The BTC dominance rate rose to as high as 49.06% early Wednesday, before retreating to 48.12% as ETH’s price rose. The last time the metric was around the 49% level happened in July 2021, some 21 months ago.
ETH dominance, on the other hand, surged to 19.87% on Thursday, marking a one-month high. This means that Ether’s improved performance has reduced Bitcoin’s share of the crypto market.
The shift has come after the Ethereum network’s long-awaited tech upgrade, also called Shanghai or Shapella, was deployed without a hitch late Wednesday.
It is important to note that the BTC dominance rate is the BTC market capitalization’s share of the total market cap of the cryptocurrency market.

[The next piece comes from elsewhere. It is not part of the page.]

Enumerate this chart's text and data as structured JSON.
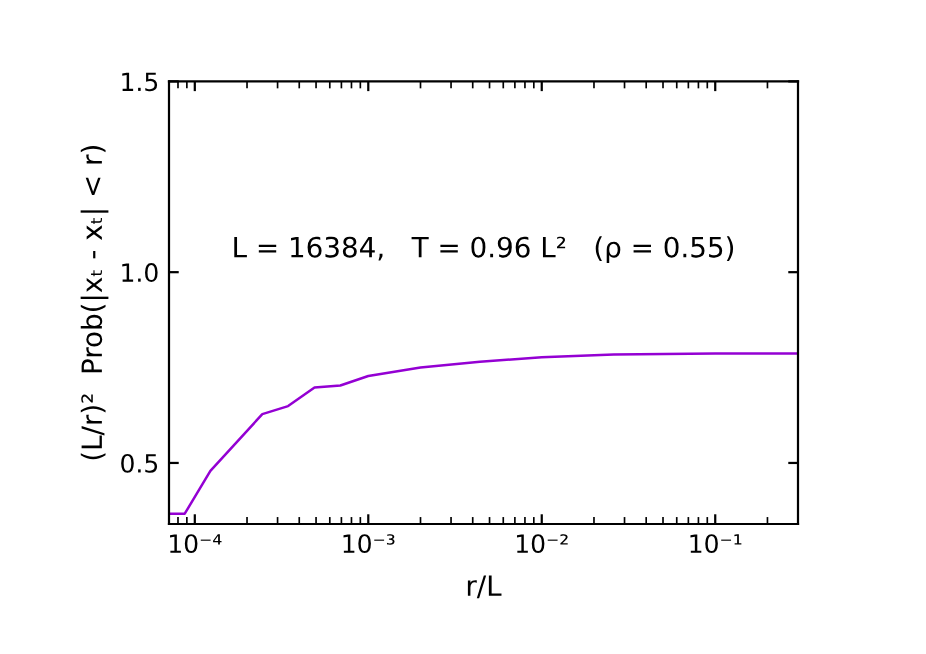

The metric is important to assess the relative strength of BTC, the largest cryptocurrency by market value, compared to the broader crypto market, or identify periods when altcoins outperform, also known as an altcoin season. Similarly, Ether dominance shows the second largest cryptocurrency’s relative value to the crypto market.
With Ether’s surge in price and dominance, it is evident that the market is shifting away from Bitcoin and towards altcoins.
This may be due to the improved performance of the Ethereum network and its ability to handle more transactions. Additionally, there may be a growing interest in other cryptocurrencies besides Bitcoin, as investors seek to diversify their portfolios.